A position paper produced by the council suggests that audits by foreign trading partners would “not accept the level of food safety scrutiny at provincial plants.” It warns this could “risk our access to international markets, including the U.S.”

Canada is a net exporter of beef and pork. Canada sends more than half of its beef abroad and as much as 70 per cent of its pork, Martin said.

Industry anxiety over the bill comes as Canada faces down both a trade war with the U.S. and China’s 25 per cent tariffs on pork — retaliation for 100 per cent tariffs Canada placed on Chinese electric vehicles last year.

“With two of our major global customers, we have a trade friction, trade issues, trade barriers. It’s a really challenging time for the red meat industry,” Martin said.


Health groups also warn that the legislation could lead to unintended consequences from provincial rules displacing federal ones for products such as asbestos and tobacco.

But Internal Trade Minister Chrystia Freeland’s office said the federal government doesn’t intend to dispense with any regulations if it would lead to serious health and safety concerns.

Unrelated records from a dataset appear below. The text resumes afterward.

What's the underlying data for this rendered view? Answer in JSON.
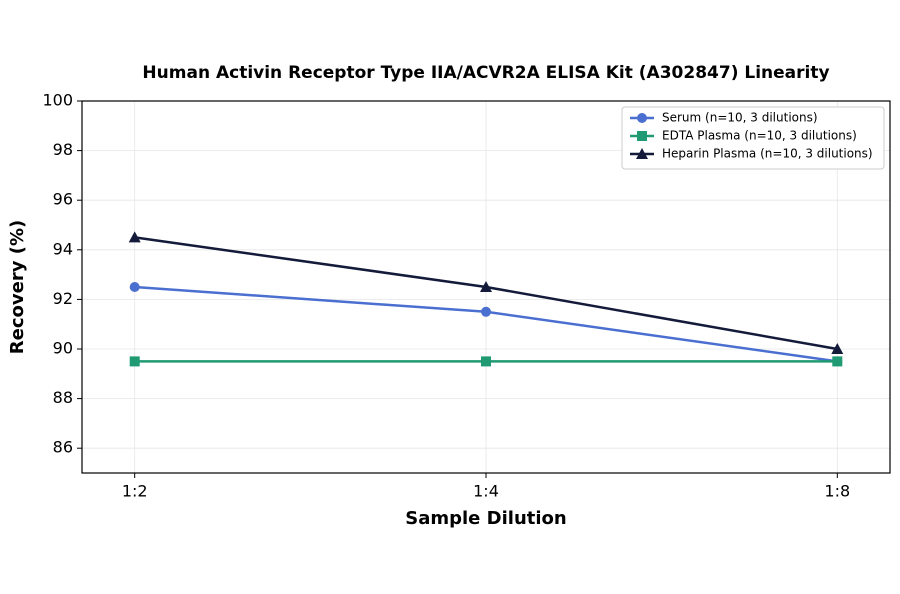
{
  "chart_data": {
    "type": "line",
    "title": "Human Activin Receptor Type IIA/ACVR2A ELISA Kit (A302847) Linearity",
    "x_label": "Sample Dilution",
    "y_label": "Recovery (%)",
    "categories": [
      "1:2",
      "1:4",
      "1:8"
    ],
    "series": [
      {
        "name": "Serum (n=10, 3 dilutions)",
        "color": "#4a6fd0",
        "marker": "circle",
        "values": [
          92.5,
          91.5,
          89.5
        ]
      },
      {
        "name": "EDTA Plasma (n=10, 3 dilutions)",
        "color": "#1f9a72",
        "marker": "square",
        "values": [
          89.5,
          89.5,
          89.5
        ]
      },
      {
        "name": "Heparin Plasma (n=10, 3 dilutions)",
        "color": "#141a3a",
        "marker": "triangle",
        "values": [
          94.5,
          92.5,
          90.0
        ]
      }
    ],
    "ylim": [
      85,
      100
    ],
    "yticks": [
      86,
      88,
      90,
      92,
      94,
      96,
      98,
      100
    ],
    "grid": true,
    "legend": "upper right"
  }
}
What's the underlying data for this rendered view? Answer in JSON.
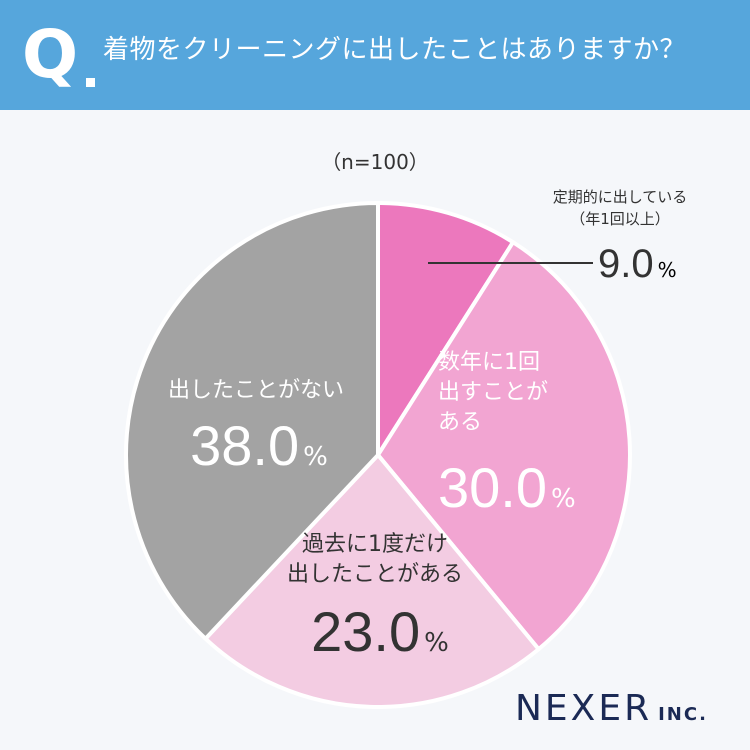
{
  "header": {
    "q_mark": "Q",
    "question": "着物をクリーニングに出したことはありますか？"
  },
  "sample_size": "（n=100）",
  "chart_data": {
    "type": "pie",
    "title": "着物をクリーニングに出したことはありますか？",
    "unit": "%",
    "slices": [
      {
        "label": "定期的に出している（年1回以上）",
        "value": 9.0,
        "color": "#ec78bd"
      },
      {
        "label": "数年に1回出すことがある",
        "value": 30.0,
        "color": "#f2a5d2"
      },
      {
        "label": "過去に1度だけ出したことがある",
        "value": 23.0,
        "color": "#f3cce2"
      },
      {
        "label": "出したことがない",
        "value": 38.0,
        "color": "#a3a3a3"
      }
    ]
  },
  "labels": {
    "s0_line1": "定期的に出している",
    "s0_line2": "（年1回以上）",
    "s0_value": "9.0",
    "s1_line1": "数年に1回",
    "s1_line2": "出すことが",
    "s1_line3": "ある",
    "s1_value": "30.0",
    "s2_line1": "過去に1度だけ",
    "s2_line2": "出したことがある",
    "s2_value": "23.0",
    "s3_line1": "出したことがない",
    "s3_value": "38.0",
    "percent": "%"
  },
  "brand": {
    "main": "NEXER",
    "sub": "INC."
  }
}
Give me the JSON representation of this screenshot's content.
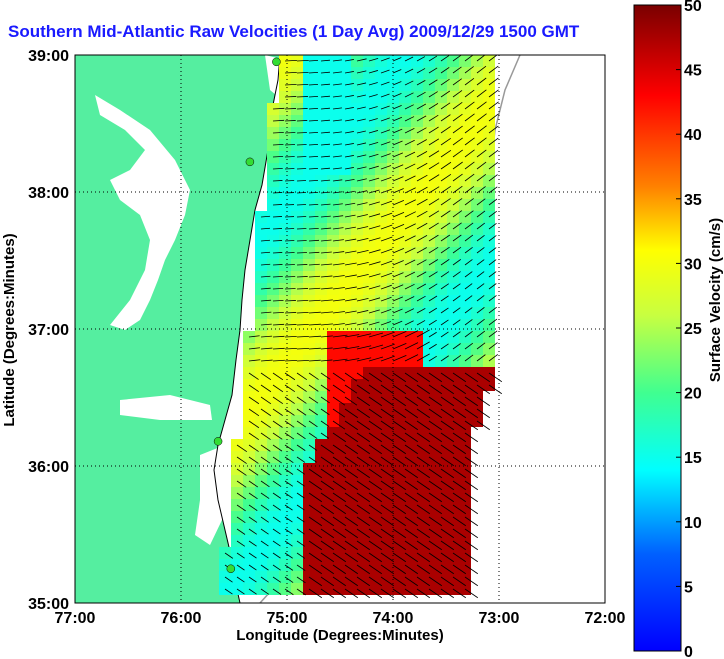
{
  "title": "Southern Mid-Atlantic Raw Velocities (1 Day Avg) 2009/12/29 1500 GMT",
  "map": {
    "xlabel": "Longitude (Degrees:Minutes)",
    "ylabel": "Latitude (Degrees:Minutes)",
    "x_ticks": [
      "77:00",
      "76:00",
      "75:00",
      "74:00",
      "73:00",
      "72:00"
    ],
    "y_ticks": [
      "35:00",
      "36:00",
      "37:00",
      "38:00",
      "39:00"
    ],
    "lon_range": [
      -77,
      -72
    ],
    "lat_range": [
      35,
      39
    ],
    "grid": "dotted",
    "land_color": "#55eea0",
    "water_color": "#ffffff"
  },
  "colorbar": {
    "label": "Surface Velocity (cm/s)",
    "ticks": [
      "0",
      "5",
      "10",
      "15",
      "20",
      "25",
      "30",
      "35",
      "40",
      "45",
      "50"
    ],
    "range": [
      0,
      50
    ],
    "colormap": "jet"
  },
  "stations": [
    {
      "name": "",
      "lon": -75.1,
      "lat": 38.95
    },
    {
      "name": "",
      "lon": -75.35,
      "lat": 38.22
    },
    {
      "name": "",
      "lon": -75.65,
      "lat": 36.18
    },
    {
      "name": "",
      "lon": -75.53,
      "lat": 35.25
    }
  ]
}
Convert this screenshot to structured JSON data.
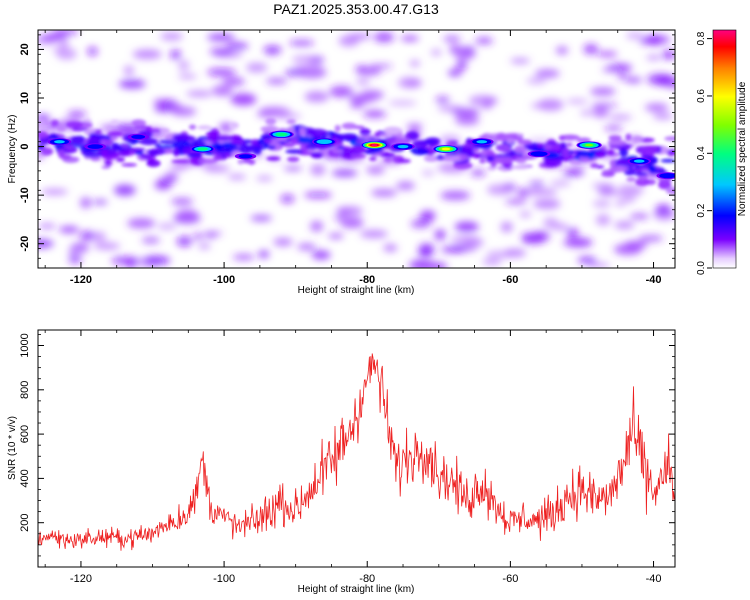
{
  "title": "PAZ1.2025.353.00.47.G13",
  "chart_data": [
    {
      "type": "heatmap",
      "title": "PAZ1.2025.353.00.47.G13",
      "xlabel": "Height of straight line (km)",
      "ylabel": "Frequency (Hz)",
      "xlim": [
        -126,
        -37
      ],
      "ylim": [
        -25,
        24
      ],
      "xticks": [
        -120,
        -100,
        -80,
        -60,
        -40
      ],
      "yticks": [
        -20,
        -10,
        0,
        10,
        20
      ],
      "xtick_labels": [
        "-120",
        "-100",
        "-80",
        "-60",
        "-40"
      ],
      "ytick_labels": [
        "-20",
        "-10",
        "0",
        "10",
        "20"
      ],
      "grid": false,
      "colorbar": {
        "label": "Normalized spectral amplitude",
        "range": [
          0,
          0.83
        ],
        "ticks": [
          0.0,
          0.2,
          0.4,
          0.6,
          0.8
        ],
        "tick_labels": [
          "0.0",
          "0.2",
          "0.4",
          "0.6",
          "0.8"
        ],
        "colormap": [
          "#ffffff",
          "#7a00ff",
          "#0000ff",
          "#00c8ff",
          "#00ff80",
          "#80ff00",
          "#ffff00",
          "#ff8000",
          "#ff0000",
          "#ff0080"
        ]
      },
      "ridge": {
        "description_values": "center frequency (Hz) of the main energy band vs height (km)",
        "height": [
          -126,
          -120,
          -110,
          -100,
          -90,
          -80,
          -70,
          -60,
          -50,
          -45,
          -40,
          -37
        ],
        "center_freq": [
          1.5,
          0.5,
          0.2,
          0.0,
          1.5,
          0.5,
          -0.5,
          -1.0,
          -1.5,
          -2.5,
          -4.0,
          -6.0
        ],
        "band_halfwidth_hz": [
          3,
          4,
          4,
          3,
          4,
          3,
          3,
          3,
          3,
          4,
          5,
          6
        ]
      },
      "peaks": [
        {
          "height": -79,
          "freq": 0.3,
          "amplitude": 0.83
        },
        {
          "height": -69,
          "freq": -0.5,
          "amplitude": 0.62
        },
        {
          "height": -49,
          "freq": 0.3,
          "amplitude": 0.5
        },
        {
          "height": -92,
          "freq": 2.5,
          "amplitude": 0.45
        },
        {
          "height": -103,
          "freq": -0.5,
          "amplitude": 0.42
        },
        {
          "height": -86,
          "freq": 1.0,
          "amplitude": 0.38
        },
        {
          "height": -64,
          "freq": 1.0,
          "amplitude": 0.3
        },
        {
          "height": -123,
          "freq": 1.0,
          "amplitude": 0.3
        },
        {
          "height": -42,
          "freq": -3.0,
          "amplitude": 0.3
        },
        {
          "height": -75,
          "freq": 0.0,
          "amplitude": 0.3
        },
        {
          "height": -56,
          "freq": -1.5,
          "amplitude": 0.25
        },
        {
          "height": -38,
          "freq": -6.0,
          "amplitude": 0.25
        },
        {
          "height": -118,
          "freq": 0.0,
          "amplitude": 0.22
        },
        {
          "height": -112,
          "freq": 2.0,
          "amplitude": 0.2
        },
        {
          "height": -97,
          "freq": -2.0,
          "amplitude": 0.2
        }
      ]
    },
    {
      "type": "line",
      "title": "",
      "xlabel": "Height of straight line (km)",
      "ylabel": "SNR (10 * v/v)",
      "xlim": [
        -126,
        -37
      ],
      "ylim": [
        0,
        1070
      ],
      "xticks": [
        -120,
        -100,
        -80,
        -60,
        -40
      ],
      "yticks": [
        200,
        400,
        600,
        800,
        1000
      ],
      "xtick_labels": [
        "-120",
        "-100",
        "-80",
        "-60",
        "-40"
      ],
      "ytick_labels": [
        "200",
        "400",
        "600",
        "800",
        "1000"
      ],
      "grid": false,
      "line_color": "#ee2020",
      "series": [
        {
          "name": "SNR",
          "x": [
            -126,
            -124,
            -122,
            -120,
            -118,
            -116,
            -114,
            -112,
            -110,
            -108,
            -106,
            -104,
            -103,
            -102,
            -100,
            -98,
            -96,
            -94,
            -92,
            -90,
            -88,
            -86,
            -84,
            -82,
            -80,
            -79,
            -78,
            -76,
            -74,
            -72,
            -70,
            -68,
            -66,
            -64,
            -62,
            -60,
            -58,
            -56,
            -54,
            -52,
            -50,
            -48,
            -46,
            -44,
            -43,
            -42,
            -41,
            -40,
            -38,
            -37
          ],
          "y": [
            130,
            140,
            120,
            125,
            130,
            135,
            125,
            140,
            150,
            200,
            220,
            300,
            500,
            280,
            220,
            180,
            200,
            240,
            300,
            250,
            350,
            430,
            520,
            650,
            850,
            930,
            800,
            450,
            500,
            550,
            420,
            380,
            300,
            380,
            280,
            200,
            220,
            210,
            240,
            320,
            350,
            300,
            320,
            480,
            620,
            520,
            420,
            330,
            450,
            300
          ],
          "spread": [
            60,
            60,
            60,
            60,
            60,
            60,
            60,
            70,
            80,
            90,
            100,
            120,
            130,
            120,
            100,
            90,
            110,
            130,
            150,
            140,
            170,
            200,
            230,
            250,
            180,
            120,
            180,
            200,
            190,
            200,
            180,
            160,
            150,
            170,
            140,
            110,
            120,
            120,
            130,
            160,
            170,
            160,
            170,
            200,
            230,
            220,
            200,
            180,
            200,
            150
          ]
        }
      ]
    }
  ]
}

“Free trade within Canada is about Canadians trusting each other. If a steak is safe to eat in Calgary, we should be confident that the same steak would be safe to eat in Saskatoon,” said spokesperson Laura Scaffidi.

“Where it is deemed there are serious health and safety concerns for Canadians, the government of Canada can keep those federal regulations in place.”

Since the legislation provides an overall framework to reduce red tape, those details will have to be sorted out when bureaucrats draft regulations for the new law — a process that also triggers consultations.

Franco Naccarato, executive director of Meat & Poultry Ontario, has pushed for decades to break down interprovincial rules in Canadian agriculture. He said he sees opportunities in the new legislation to give consumers access to more domestic meat products.

“There should be some standard that provincial plants demonstrate that they’re meeting the same outcomes as the federal plants, and if they can do that … then they should be able to trade across provinces,” he said.

“There are other jurisdictions that have two-tier systems and manage it quite well. There’s no reason we can’t do that in Canada.”

Al Mussell is a senior research fellow at the Canadian Agri-Food Policy Institute who authored a paper on the subject. He said that a broader interprovincial meat trade could be managed through standards for critical health and safety control points in facilities.

He said some of Canada’s international trading partners have also devolved some of their agricultural rules to lower levels of government. He cautioned, however, that Ottawa should be careful about adjusting those rules.

“This kind of thing is going on elsewhere, but of course because we have such a strong exporting interest, we have to be very careful that other countries don’t get the impression that the provinces have some sort of a different treatment,” he said.

The House of Commons has passed the bill, which was introduced just a few weeks ago, and the Senate has until Friday to hold a final vote on the legislation.